David gets down to cat-on-ground level and inserts his arm through the cat flap. Toshi is sent around to look at the girl and warn us if she starts to leave the bathroom. David’s head is pressed against the door’s foot. ‘Another inch, that’s all I need, just another inch and I’ll be there.’
‘That’s what they all say, David. Not your fault. Stop straining, you’ll not make it an inch longer by straining.’
David yelps and whips out his arm as if it has been scratched by the devil, which in a manner of speaking it has. Chin’s Siamese tom flies out, setting the flap bouncing on its springs. Barns pounces and sinks her teeth into that wretched foreign tail. The cat screams, turns, spits, slashes at Barns’ snout and flies off into the darkness. Barns lets it go, chuckling to herself. First blood to Chin’s cat, second to our dog. The humans have yet to score.

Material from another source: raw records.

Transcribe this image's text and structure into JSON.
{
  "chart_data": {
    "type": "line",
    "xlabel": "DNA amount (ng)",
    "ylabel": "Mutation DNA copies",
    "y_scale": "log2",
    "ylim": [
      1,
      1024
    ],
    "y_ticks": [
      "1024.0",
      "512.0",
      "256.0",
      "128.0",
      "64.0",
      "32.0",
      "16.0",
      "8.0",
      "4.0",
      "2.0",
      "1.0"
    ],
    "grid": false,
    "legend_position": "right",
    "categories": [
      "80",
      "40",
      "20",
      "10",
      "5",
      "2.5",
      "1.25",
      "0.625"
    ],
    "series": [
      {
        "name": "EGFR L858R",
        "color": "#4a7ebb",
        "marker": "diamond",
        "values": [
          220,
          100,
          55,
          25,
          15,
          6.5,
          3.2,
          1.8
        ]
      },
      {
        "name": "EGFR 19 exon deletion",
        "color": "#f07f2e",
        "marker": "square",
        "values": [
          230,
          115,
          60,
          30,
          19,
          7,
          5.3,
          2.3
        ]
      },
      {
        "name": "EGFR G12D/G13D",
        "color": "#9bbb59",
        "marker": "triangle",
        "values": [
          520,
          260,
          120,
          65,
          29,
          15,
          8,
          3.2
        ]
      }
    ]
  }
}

Four nasty trails of oozing red mark the place on David’s arm where a bicep might have been had the arm not been David’s. K shines the torch on the wound and makes a sucking noise between his teeth. I think for a moment he is going to kiss it better. Even in the dark, I can sense David’s shame. He let us down by not having an arm one inch longer. We all feel annoyed. Not with David. Not with the maid. Just with our rotten luck. The British spirit is foundering and Japanese ingenuity is busy looking at a little girl’s tits and perhaps wondering why they don’t turn him on. In frustration, K rattles and curses the handle. The door swings open.
‘It was open all the time,’ our leader states as if David and I are cretins. Masks down we creep in. ‘We go room by room,’ K instructs. ‘Study first, then bedrooms, then living room and kitchen. Stay together in one room. If the girl comes out, she might leave by the back door without noticing us. She’ll deadlock the door after her and we’ll have to smash our way out. That’s why I brought the hammer.’ We roll the stockings, already uncomfortably hot and sticky, up onto our foreheads. B
y torchlight I can see the excitement in the eyes of my comrades. I feel it too. The caper is on.

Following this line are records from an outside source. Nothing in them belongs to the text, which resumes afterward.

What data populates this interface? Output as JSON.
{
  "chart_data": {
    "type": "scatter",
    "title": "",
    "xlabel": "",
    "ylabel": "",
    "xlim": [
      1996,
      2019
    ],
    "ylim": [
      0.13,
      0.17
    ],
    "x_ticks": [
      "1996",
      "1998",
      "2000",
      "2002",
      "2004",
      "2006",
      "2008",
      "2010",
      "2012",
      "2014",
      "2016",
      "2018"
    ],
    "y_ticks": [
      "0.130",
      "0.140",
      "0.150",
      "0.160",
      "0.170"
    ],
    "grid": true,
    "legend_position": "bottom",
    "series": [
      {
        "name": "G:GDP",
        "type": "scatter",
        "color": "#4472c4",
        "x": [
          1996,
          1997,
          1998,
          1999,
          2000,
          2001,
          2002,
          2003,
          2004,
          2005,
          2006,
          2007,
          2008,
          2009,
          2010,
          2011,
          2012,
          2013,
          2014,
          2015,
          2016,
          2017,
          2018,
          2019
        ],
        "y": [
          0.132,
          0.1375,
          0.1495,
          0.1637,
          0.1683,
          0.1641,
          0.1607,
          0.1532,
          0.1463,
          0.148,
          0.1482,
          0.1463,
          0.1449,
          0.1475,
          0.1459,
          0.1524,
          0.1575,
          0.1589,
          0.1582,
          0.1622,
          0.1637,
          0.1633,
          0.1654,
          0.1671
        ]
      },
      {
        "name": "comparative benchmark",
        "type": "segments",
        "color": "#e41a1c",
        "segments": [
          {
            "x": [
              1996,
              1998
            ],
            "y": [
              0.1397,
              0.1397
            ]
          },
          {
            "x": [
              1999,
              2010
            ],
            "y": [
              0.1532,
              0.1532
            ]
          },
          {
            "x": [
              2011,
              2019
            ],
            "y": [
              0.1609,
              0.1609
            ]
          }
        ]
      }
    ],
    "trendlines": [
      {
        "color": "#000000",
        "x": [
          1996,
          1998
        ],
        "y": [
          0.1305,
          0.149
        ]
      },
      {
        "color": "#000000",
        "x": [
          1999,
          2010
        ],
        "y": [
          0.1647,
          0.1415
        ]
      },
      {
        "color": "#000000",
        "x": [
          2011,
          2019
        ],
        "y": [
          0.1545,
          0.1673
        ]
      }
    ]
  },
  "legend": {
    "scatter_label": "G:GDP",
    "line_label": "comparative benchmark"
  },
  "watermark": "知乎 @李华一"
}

While it spurs the adrenaline, fading torchlight is not the best way to search a littered study for a manuscript; it would take a week to go through the mounds of papers that lie in tied-up bundles around the room, reminding me of Tambiah’s Chambers. The windows are shuttered; K turns on the light.
I can hear singing and running water from the bathroom; the girl seems set for a deep clean. If Toshi’s not enjoying the view, at least it might help him out of the closet. Precisely how he is to warn us if the girl looks about to leave has been left to Japanese resource. We keep ears open for an unknown warning signal. K fiddles with his Swiss army knife in the locks of Chin’s desk drawers. ‘The bugger’s locked every one of them,’ he whispers. ‘Must be more paranoid than I thought.’ Light sledge-hammer taps on a cold chisel are enough to destroy the mahogany veneer forever and reveal the contents of each drawer to be nothing worth locking up. While K and David use a similar approach on the cupboards, I go quickly through the bundles of what turn out to be exam papers. It’s the work of minutes to see Chin has not slipped Bernard’s fat manuscript into the neatly-tied piles of thin scripts.
‘Nothing here,’ K decides. ‘To the bedrooms.’
Barnaby is before us, her nose into a basket of dirty washing. ‘Not much to interest you there, Barns. Unless you’re a more perverted dog than I thought.’ K lifts up a pair of knickers and curls his lips. ‘I remember these. Yellow with little red hearts.’ David tut-tuts that we are not here to sniff the underwear.
The bedrooms yield nothing. We leave behind a trail of broken locks on our way to the heart of the house, the most vulnerable point in the topography of larceny, a large living room with doors all round. If the girl leaves the bathroom, she cannot help but see us.
The living room cupboards are not locked. David looks behind a picture of the Great Wall of China and discovers a family of cockroaches. K scatters piles of magazines from the coffee table. I look under the Persian carpet and feel the lining of the curtains. Nothing. The telephone rings twice. The singing stops. The telephone stops. The singing starts again. The telephone rings again. The bathroom door opens.